On peut rire de tout …

… mais pas avec tout le monde ! C’est une des citations les plus connues et courues du comique cynique Pierre Desproges. Je ne pense rien vous apprendre sur ce coup là. De même, vous conviendrez surement du fait qu’on l’utilise un peu tout le temps à tort et à travers.
Dernier exemple en date, un billet sur le JDG montrant une évolution de papy Jobs : après le MacBook Air, voici le Steve Jobs Air … Bon. Il paraît que le monsieur va bien, donc finalement la grogne générée dans les commentaires était finalement une tempête dans un verre d’eau. Toujours est-il qu’un abruti de commentateur s’est  cru permis de se retrancher derrière l’ami Desproges. Et là, j’ai envie de dire que oui, on peut rire de tout, et même avec tout le monde, mais il y a une certaine manière de faire …
Exemples : un juif qui se rit du destin de son peuple, un cancéreux qui rit de son cancer, un handicapé qui fait des vannes sur son handicap … Bref, des gens qui rient de ce qu’ils connaissent ou vivent … De même, les proches de ces personnes développent souvent un cynisme assez puissant face à la douloureuse réalité.
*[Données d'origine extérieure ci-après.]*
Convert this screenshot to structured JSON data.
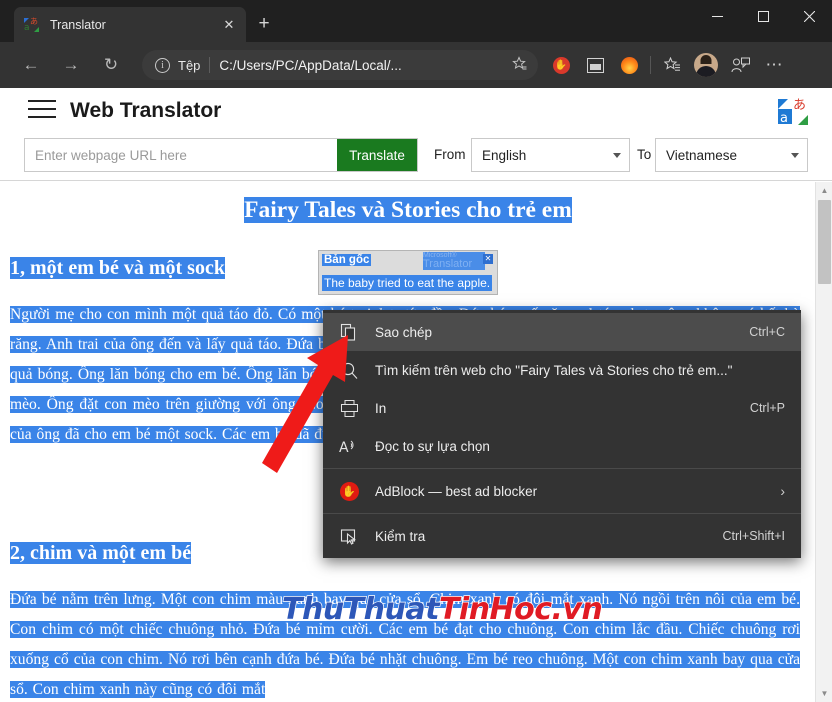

Le rire est en effet plein de vertus et facilite parfois la tâche de ceux qui restent.
Le dernier cas, ce sont ceux qui ne connaissent rien de tout cela, ceux pour qui tout va bien, ou tout semble bien aller, au choix. C’est là que la « manière » intervient à mes yeux et il y a deux écoles : les gens intelligents et les gens cons. Pas de demie mesure.
Les intelligents se repèrent assez facilement, ils ont l’humour facile, le cynisme affleurant, la noirceur toujours prête à être dégainée … J’en avais un bel exemple au travail, on le surnommait Mr Méchant à une époque. Quand on creuse un peu ou qu’on écoute le rire de ces personnes, on se rend compte qu’il y a quand même une sorte de douleur, un véritable cynisme, l’aspect blasé de l’âme qui ressort. Une sorte d’humanité, au fond.
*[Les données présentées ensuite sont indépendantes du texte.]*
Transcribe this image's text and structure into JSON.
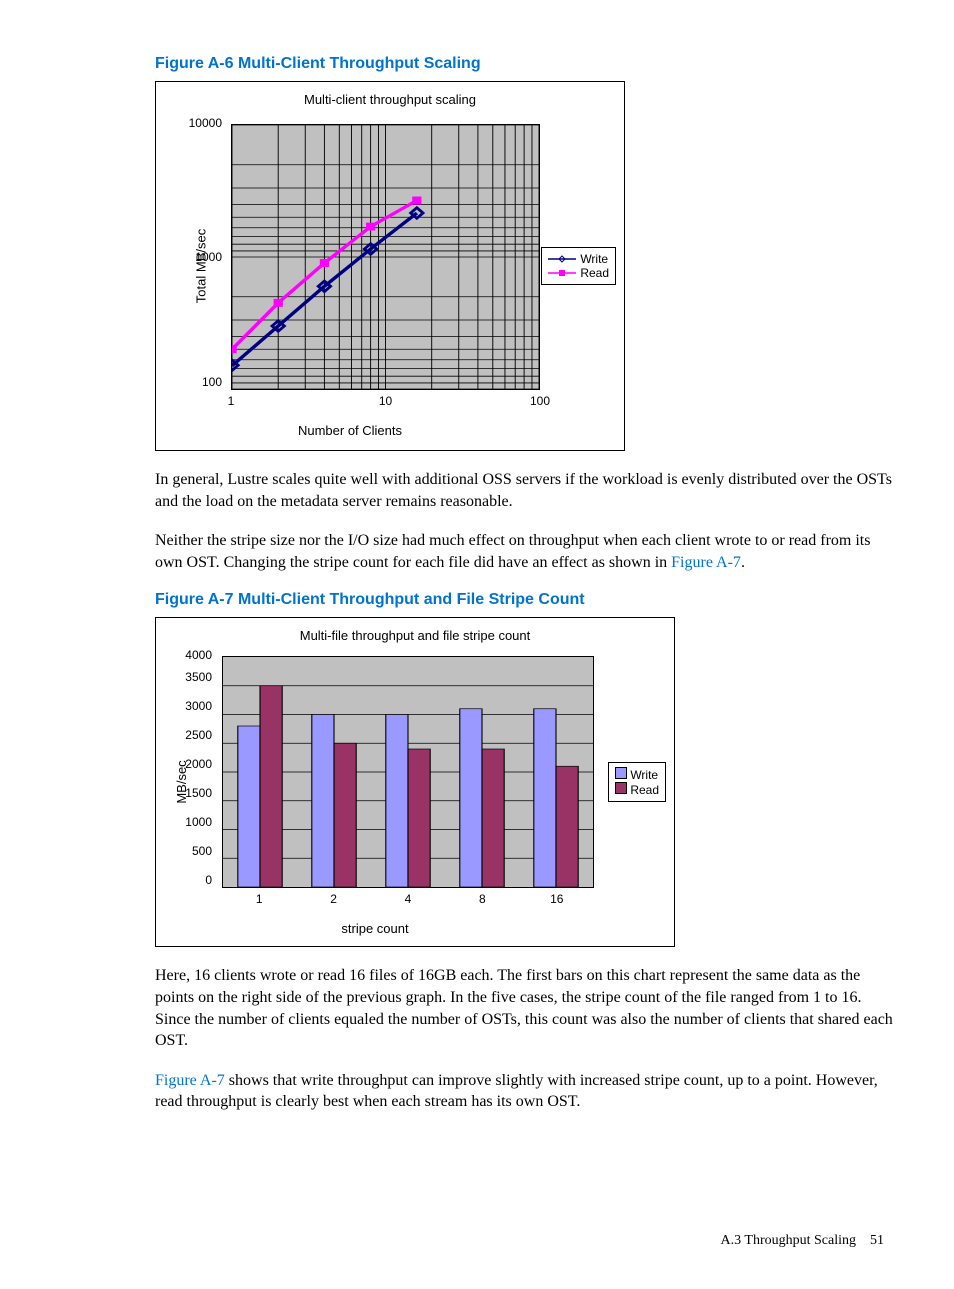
{
  "figA": {
    "caption": "Figure A-6 Multi-Client Throughput Scaling",
    "title": "Multi-client throughput scaling",
    "ylabel": "Total MB/sec",
    "xlabel": "Number of Clients",
    "legend": {
      "write": "Write",
      "read": "Read"
    },
    "xticks": [
      "1",
      "10",
      "100"
    ],
    "yticks": [
      "100",
      "1000",
      "10000"
    ]
  },
  "para1": "In general, Lustre scales quite well with additional OSS servers if the workload is evenly distributed over the OSTs and the load on the metadata server remains reasonable.",
  "para2_a": "Neither the stripe size nor the I/O size had much effect on throughput when each client wrote to or read from its own OST. Changing the stripe count for each file did have an effect as shown in ",
  "para2_link": "Figure A-7",
  "para2_b": ".",
  "figB": {
    "caption": "Figure A-7 Multi-Client Throughput and File Stripe Count",
    "title": "Multi-file throughput and file stripe count",
    "ylabel": "MB/sec",
    "xlabel": "stripe count",
    "legend": {
      "write": "Write",
      "read": "Read"
    },
    "xticks": [
      "1",
      "2",
      "4",
      "8",
      "16"
    ],
    "yticks": [
      "0",
      "500",
      "1000",
      "1500",
      "2000",
      "2500",
      "3000",
      "3500",
      "4000"
    ]
  },
  "para3": "Here, 16 clients wrote or read 16 files of 16GB each. The first bars on this chart represent the same data as the points on the right side of the previous graph. In the five cases, the stripe count of the file ranged from 1 to 16. Since the number of clients equaled the number of OSTs, this count was also the number of clients that shared each OST.",
  "para4_link": "Figure A-7",
  "para4": " shows that write throughput can improve slightly with increased stripe count, up to a point. However, read throughput is clearly best when each stream has its own OST.",
  "footer_section": "A.3 Throughput Scaling",
  "footer_page": "51",
  "chart_data": [
    {
      "type": "line",
      "title": "Multi-client throughput scaling",
      "xlabel": "Number of Clients",
      "ylabel": "Total MB/sec",
      "x_scale": "log",
      "y_scale": "log",
      "xlim": [
        1,
        100
      ],
      "ylim": [
        100,
        10000
      ],
      "x": [
        1,
        2,
        4,
        8,
        16
      ],
      "series": [
        {
          "name": "Write",
          "values": [
            150,
            300,
            600,
            1150,
            2150
          ]
        },
        {
          "name": "Read",
          "values": [
            200,
            450,
            900,
            1700,
            2600
          ]
        }
      ]
    },
    {
      "type": "bar",
      "title": "Multi-file throughput and file stripe count",
      "xlabel": "stripe count",
      "ylabel": "MB/sec",
      "ylim": [
        0,
        4000
      ],
      "categories": [
        "1",
        "2",
        "4",
        "8",
        "16"
      ],
      "series": [
        {
          "name": "Write",
          "values": [
            2800,
            3000,
            3000,
            3100,
            3100
          ]
        },
        {
          "name": "Read",
          "values": [
            3500,
            2500,
            2400,
            2400,
            2100
          ]
        }
      ]
    }
  ]
}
Les cons ne s’encombrent pas de ces bleus à l’âme, ils lancent leurs horreurs et rient. Voilà. Ils sont creux, ils ne prennent absolument pas conscience de l’horreur de leurs propos, du mal profond qui se cache dans les cibles de leur blague : maladie, guerre, massacres, racisme, xénophobie, homophobie, sexisme …
Voilà, la manière est là. Quand on rit de quelqu’un ou de quelque chose, il ne faut jamais perdre de vue la triste réalité sous jacente, ni sa propre situation, ni son propre vécu, ni la poutre que l’on a parfois au milieu de l’œil.  Sauf si l’on veut être con, bien sûr.